The painters of German Expressionism, and especially those of the New Objectivity, urbanized these alienated figures, placing them within the context of the industrial city, but shared the same concern with subjectivity and eroticism as Schiele and Klimt. Portraiture — especially in its most figurative mode — divorces identity from the face or the body and renders the subject/object distinction particularly problematic. If the body is both subject and object simultaneously in portraiture, the spectator is encouraged to perceive his or her own body in this dual status; and if that’s the case, we can make the compassionate leap from our own status as spectator to the portrait-subject’s status as object for contemplation, and vice versa. It is a particularly liberating project — and, as conservatives protecting the status quo were well aware, a revolutionary project as well.
Certainly Schiele was a victim of these conservatives too: a room of the Neue Galerie exhibition is dedicated to his arrest and imprisonment in Neulengbach in 1912 on morals charges.
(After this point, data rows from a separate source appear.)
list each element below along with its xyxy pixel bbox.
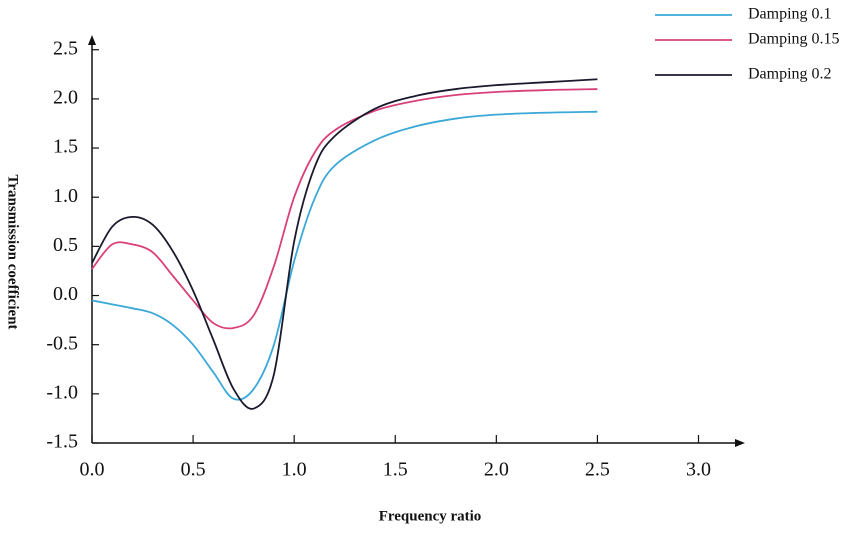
x-tick-label: 1.0 bbox=[282, 459, 307, 481]
x-tick-label: 1.5 bbox=[383, 459, 408, 481]
data-line bbox=[91, 78, 598, 410]
y-tick-label: -0.5 bbox=[46, 332, 78, 354]
data-line bbox=[91, 110, 598, 401]
x-tick-label: 0.5 bbox=[181, 459, 206, 481]
y-tick-label: 1.0 bbox=[53, 185, 78, 207]
legend-label: Damping 0.1 bbox=[748, 6, 832, 23]
x-tick-label: 2.5 bbox=[585, 459, 610, 481]
x-axis-arrow bbox=[735, 439, 745, 447]
x-tick-label: 3.0 bbox=[686, 459, 711, 481]
y-tick-label: -1.5 bbox=[46, 431, 78, 453]
y-tick-label: 2.5 bbox=[53, 37, 78, 59]
y-tick-label: 1.5 bbox=[53, 136, 78, 158]
legend-label: Damping 0.15 bbox=[748, 31, 840, 48]
data-line bbox=[91, 88, 598, 330]
y-axis-title: Transmission coefficient bbox=[5, 174, 21, 329]
y-tick-label: -1.0 bbox=[46, 381, 78, 403]
y-tick-label: 2.0 bbox=[53, 86, 78, 108]
y-tick-label: 0.5 bbox=[53, 234, 78, 256]
y-axis-arrow bbox=[88, 35, 96, 45]
legend-label: Damping 0.2 bbox=[748, 66, 832, 83]
x-tick-label: 2.0 bbox=[484, 459, 509, 481]
x-tick-label: 0.0 bbox=[80, 459, 105, 481]
x-axis-title: Frequency ratio bbox=[379, 508, 482, 524]
y-tick-label: 0.0 bbox=[53, 283, 78, 305]
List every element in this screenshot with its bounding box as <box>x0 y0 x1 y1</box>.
The stunning paintings he created during his 24-day imprisonment are held by the Albertina museum in Austria but represented here in high-quality reproductions. (This room, accentuated by a recording of Schoenberg’s Verklarte Nacht, also holds a cast of Schiele’s death mask.) The arrest and imprisonment shook Schiele to the core, and it was then that he began to consider marriage and parenthood — an entry into a bourgeois lifestyle that he had until then resisted. In 1915 he married Edith Harms (whose portrait serves as the signature image for the exhibition), but he never had the chance to see whether he could reconcile his irrational erotic yearnings with bourgeois life — a common theme of literature and art of the period. His last painting, 1918’s poignant Die Familie, depicts a man, a woman, and a child, the nucleus of human community. That same year, however, the six-month-pregnant Edith died after contracting the Spanish flu. Schiele died of the same disease three days later.
Schiele and other portraitists of 1890-1933 did not exhaust the exploration of the social challenges to — and potential redemptive possibilities of — radical subjectivity in art. I see the same dynamics examined in very different ways in the theatre work of Howard Barker and Richard Foreman, for example. (They offer themselves a new expressionism in the form of drama and theatre, their plays as much a kind of portraiture as anything else.) As this exhibition demonstrates, the culture has grown no wiser.